Rebecca loved Jacob with every fiber of her being, but despite that love she didn’t hesitate to hurt Esau, their other son. I can understand why she favored Jacob, the two shared certain qualities: both were bright and manipulative. (History has been repeating itself since the beginning of time.) Rebecca might not have been a model mother to Esau, but her love for Jacob is palpable and bleeds off the page.
5. We’ve finally made it to Rachel and Leah. Leah is the fertile wife, and Rachel the barren one. According to one interpretation, it was because Leah felt guilty for her role in tricking Jacob into marriage that she didn’t get pregnant right away. Only after Jacob and Rachel married, and she saw the love and intimacy between them, did envy replace her guilt. And so she was finally able to get pregnant.
Leah’s sons were an embodiment of her hope that Jacob would grow to love her; the names she gives her sons manifest not a mother’s love for her children, but rather her desire for her husband’s love.
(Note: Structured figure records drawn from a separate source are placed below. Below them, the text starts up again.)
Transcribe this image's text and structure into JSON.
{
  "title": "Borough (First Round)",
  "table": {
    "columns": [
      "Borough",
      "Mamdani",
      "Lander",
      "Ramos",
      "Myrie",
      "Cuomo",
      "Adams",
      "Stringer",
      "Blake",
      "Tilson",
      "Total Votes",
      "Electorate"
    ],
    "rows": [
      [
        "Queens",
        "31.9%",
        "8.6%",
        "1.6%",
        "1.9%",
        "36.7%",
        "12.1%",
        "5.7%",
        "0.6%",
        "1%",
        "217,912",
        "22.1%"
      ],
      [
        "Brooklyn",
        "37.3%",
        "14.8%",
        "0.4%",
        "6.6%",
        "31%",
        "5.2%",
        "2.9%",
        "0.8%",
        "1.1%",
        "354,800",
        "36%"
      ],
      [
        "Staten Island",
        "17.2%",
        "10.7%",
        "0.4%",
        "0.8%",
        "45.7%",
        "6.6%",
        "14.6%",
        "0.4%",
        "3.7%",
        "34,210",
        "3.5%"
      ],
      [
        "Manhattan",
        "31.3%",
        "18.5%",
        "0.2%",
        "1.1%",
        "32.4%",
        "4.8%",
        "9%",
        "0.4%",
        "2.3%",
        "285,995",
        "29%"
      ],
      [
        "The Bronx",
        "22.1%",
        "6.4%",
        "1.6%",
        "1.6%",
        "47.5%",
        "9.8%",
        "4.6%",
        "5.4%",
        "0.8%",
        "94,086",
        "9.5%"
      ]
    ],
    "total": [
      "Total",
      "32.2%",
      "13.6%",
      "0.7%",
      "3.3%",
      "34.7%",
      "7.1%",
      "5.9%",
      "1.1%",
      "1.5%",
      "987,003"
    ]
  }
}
Rachel, on the other hand, is pining for children, not as a means to win over Jacob’s heart (since it already belongs to her) but for the sake of becoming a mother. During an argument with Jacob, she cries out to him: “Give me sons, or I shall die.”
While she indeed gets the two sons she wished for, she dies giving birth to the second one — Binyamin. And again history repeats itself, with Jacob favoring Joseph over his brothers, in part because of his physical resemblance to Rachel.
In the Bible, just like today, a parent’s love for their child is a fierce emotion, but sometimes, it belies other, equally fierce emotions.
6. I myself don’t have children.
I always assumed I would, but then the years went by, and “life” happened— relationships, art, writing — and here I am, forty-seven years old, living a life sans children. A life that suits me.
In my writing I always try to gaze into the past, to reflect on ancient Jewish myths and famous biblical figures, and see to what degree they resonate today. I’ve come to believe that the key difference between then and now is a woman’s ability to choose. Even now, reading about the biblical mothers again, I think to myself: it’s true that there are many parallels that apply to the present, mostly psychological, but how fortunate are we to live in a time when we have the ability to choose?
So I thank the biblical mothers, I reflect on their lives and write about them with admiration, all the while walking my own path.
Sarah Blau (b. 1973) is an author and playwright, recipient of the 2015 Prime Minister’s Prize for Hebrew Literature, and the 2017 Bar-Ilan University Alumni Achievement Award in recognition of her contribution to enriching culture in Israel and her activity in the fields of literature and communication. Considered a prominent voice in religious Israeli literature, she identifies herself as “religious-lite.”